Urgence : signes rares mais sérieux
Certaines complications sont devenues rares, mais on ne les banalise pas. Appelez le 15 ou le 112 si vous observez un trouble neurologique, une confusion, une altération de la conscience, des céphalées intenses inhabituelles, une paralysie du visage, ou des vertiges importants avec vomissements incoercibles. Une douleur derrière l’oreille avec rougeur et gonflement, ou un état qui se dégrade rapidement, nécessite aussi une évaluation urgente.
Ces tableaux restent peu fréquents, mais ce sont eux qui justifient de consulter vite quand le scénario ne correspond pas à une otite simple qui s’améliore.
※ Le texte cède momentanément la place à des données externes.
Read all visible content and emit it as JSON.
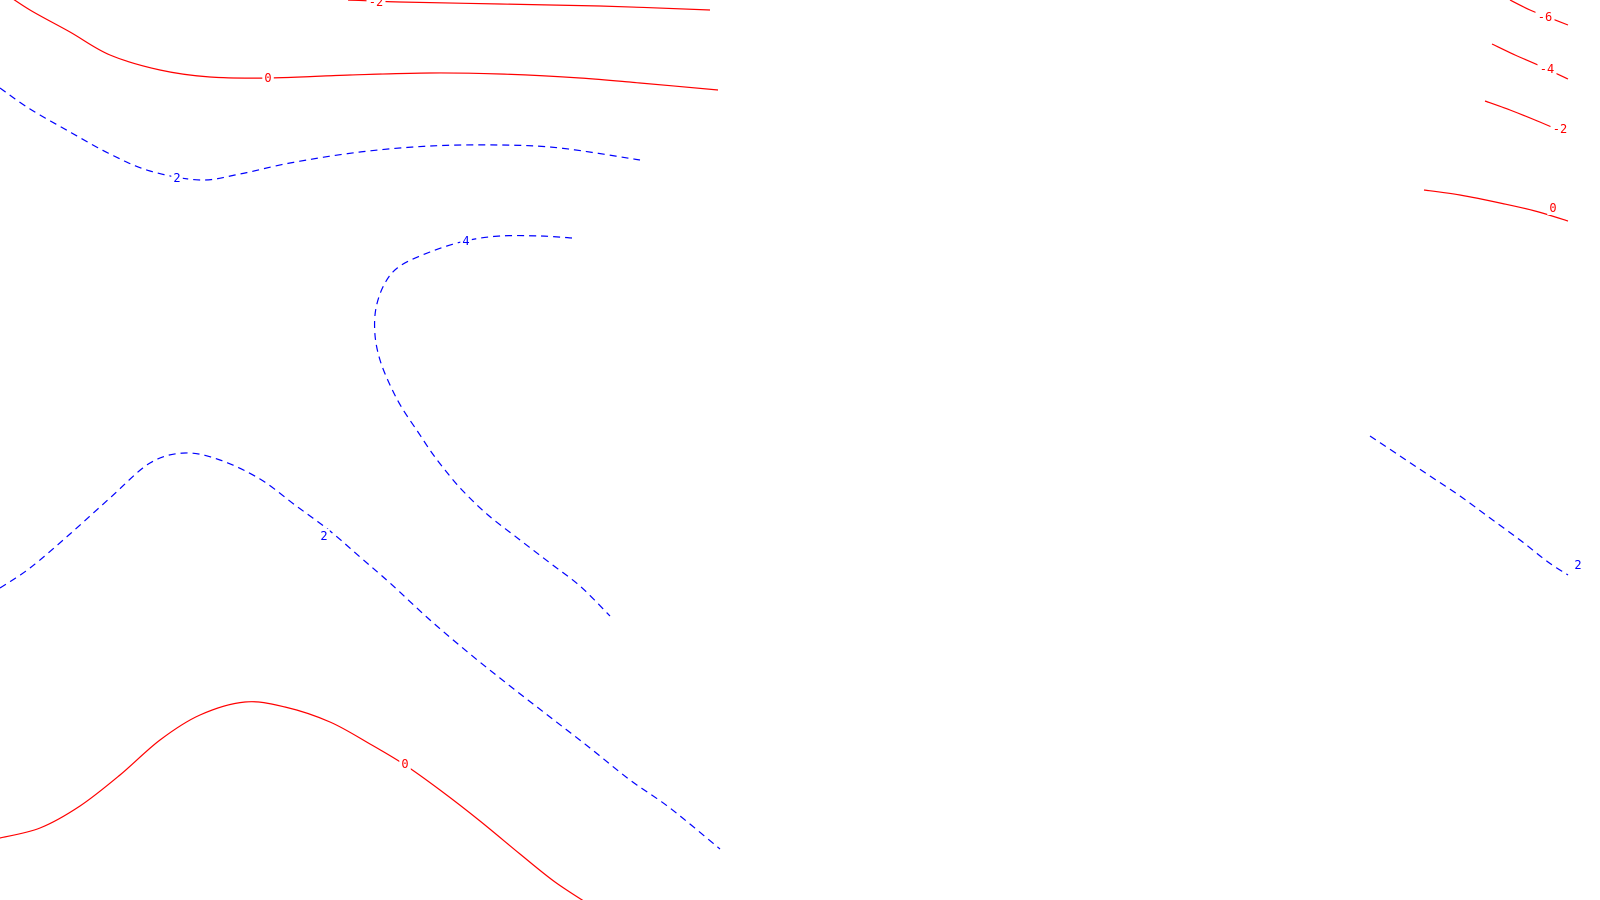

7. Otite moyenne aiguë chez l’adulte : points de vigilance et erreurs fréquentes
Une otite aigue adulte se traite selon les mêmes principes : diagnostic par examen, soulagement de la douleur, et antibiotique seulement si indiqué. L’adulte a toutefois des pièges spécifiques. La douleur d’oreille peut être une douleur projetée venant de la gorge, des dents ou de l’articulation de la mâchoire, ce qui peut donner l’impression d’une otite alors que le tympan est normal.
Chez l’adulte, une douleur unilatérale qui persiste au-delà de quelques jours, une baisse d’audition marquée, ou des épisodes répétés méritent un avis médical. L’objectif est de vérifier le tympan, d’éliminer une otite externe, et de repérer un facteur favorisant (obstruction nasale importante, sinusite, problème de ventilation de l’oreille).
Autotraitements à éviter
Évitez de mettre des gouttes auriculaires sans diagnostic : selon l’état du tympan, certaines gouttes sont inadaptées. Évitez aussi de « nettoyer » l’oreille en profondeur avec coton-tige ou objets : cela peut aggraver une otite externe, irriter le conduit, et masquer les signes utiles au médecin.
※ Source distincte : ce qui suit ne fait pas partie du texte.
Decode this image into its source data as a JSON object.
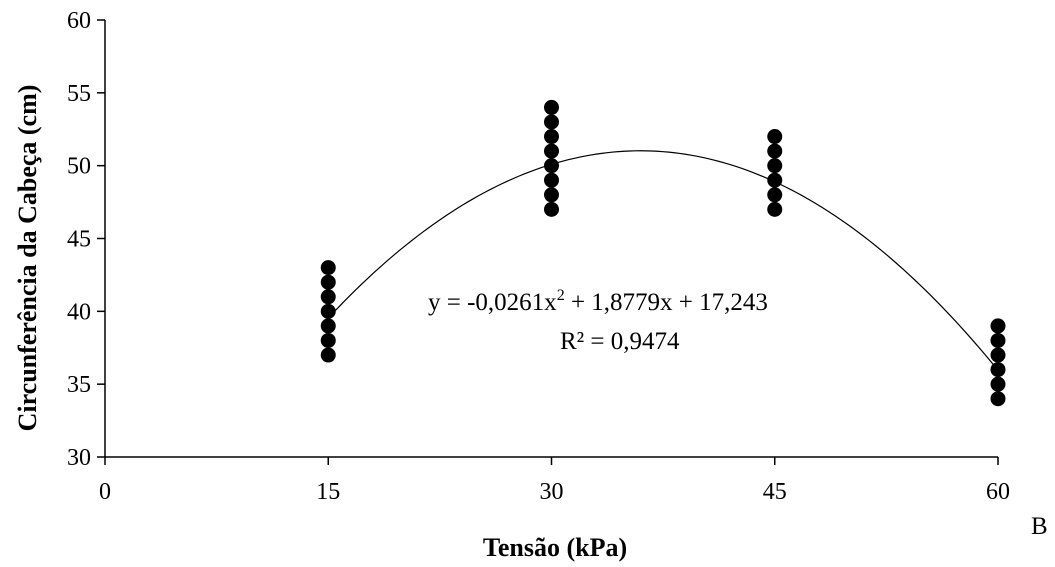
{
  "chart_data": {
    "type": "scatter",
    "xlabel": "Tensão (kPa)",
    "ylabel": "Circunferência  da  Cabeça (cm)",
    "xlim": [
      0,
      60
    ],
    "ylim": [
      30,
      60
    ],
    "xticks": [
      0,
      15,
      30,
      45,
      60
    ],
    "yticks": [
      30,
      35,
      40,
      45,
      50,
      55,
      60
    ],
    "grid": false,
    "points": [
      {
        "x": 15,
        "y": 37
      },
      {
        "x": 15,
        "y": 38
      },
      {
        "x": 15,
        "y": 39
      },
      {
        "x": 15,
        "y": 40
      },
      {
        "x": 15,
        "y": 41
      },
      {
        "x": 15,
        "y": 42
      },
      {
        "x": 15,
        "y": 43
      },
      {
        "x": 30,
        "y": 47
      },
      {
        "x": 30,
        "y": 48
      },
      {
        "x": 30,
        "y": 49
      },
      {
        "x": 30,
        "y": 50
      },
      {
        "x": 30,
        "y": 51
      },
      {
        "x": 30,
        "y": 52
      },
      {
        "x": 30,
        "y": 53
      },
      {
        "x": 30,
        "y": 54
      },
      {
        "x": 45,
        "y": 47
      },
      {
        "x": 45,
        "y": 48
      },
      {
        "x": 45,
        "y": 49
      },
      {
        "x": 45,
        "y": 50
      },
      {
        "x": 45,
        "y": 51
      },
      {
        "x": 45,
        "y": 52
      },
      {
        "x": 60,
        "y": 34
      },
      {
        "x": 60,
        "y": 35
      },
      {
        "x": 60,
        "y": 36
      },
      {
        "x": 60,
        "y": 37
      },
      {
        "x": 60,
        "y": 38
      },
      {
        "x": 60,
        "y": 39
      }
    ],
    "trendline": {
      "type": "polynomial",
      "coefficients": {
        "a": -0.0261,
        "b": 1.8779,
        "c": 17.243
      },
      "x_range": [
        15,
        60
      ],
      "equation_label": {
        "prefix": "y = -0,0261x",
        "superscript": "2",
        "suffix": " + 1,8779x + 17,243"
      },
      "r2_label": "R² = 0,9474"
    },
    "panel_label": "B"
  }
}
Enfin, ne prenez pas d’antibiotique restant d’une précédente prescription. Même si l’otite est bactérienne, le choix dépend du contexte et des antécédents, et un traitement inadapté peut retarder la guérison.
8. Consultation : comment se fait le diagnostic et comment Biloba peut aider
Le diagnostic repose sur l’examen clinique et surtout sur l’otoscopie, qui permet d’évaluer l’aspect du tympan (inflammation, bombement, épanchement, perforation). Le médecin tient aussi compte de l’âge, de la tolérance de la fièvre, de l’intensité de la douleur et des antécédents d’otites. Selon la situation, un contrôle peut être proposé si les symptômes ne régressent pas dans les délais attendus.
Avant la consultation, notez des éléments simples : depuis quand la douleur a commencé, la température la plus élevée, l’existence d’un rhume récent, la présence ou non d’écoulement, et l’impact sur le sommeil. Ces informations accélèrent la décision entre surveillance, traitement symptomatique seul et prescription d’un antibiotique.
Si vous avez besoin d’un avis rapidement, Biloba est une plateforme française d’assistance médicale en ligne, avec téléconsultation avec un médecin en moins de 15 minutes, 7j/7, sans rendez-vous. Si nécessaire, une ordonnance électronique peut être délivrée et envoyée en pharmacie. En cas d’urgence vitale ou de signes graves, contactez le 15 ou le 112.
Pour mieux situer les symptômes associés, vous pouvez aussi consulter nos fiches sur la fièvre, la douleur abdominale quand elle accompagne certains épisodes chez l’enfant, ou les vomissements en cas de mauvaise tolérance générale.
Pour résumer : une otite moyenne aiguë se gère bien quand on confirme le diagnostic, qu’on soulage correctement la douleur et qu’on consulte sans tarder si le tableau est sévère, atypique ou s’aggrave.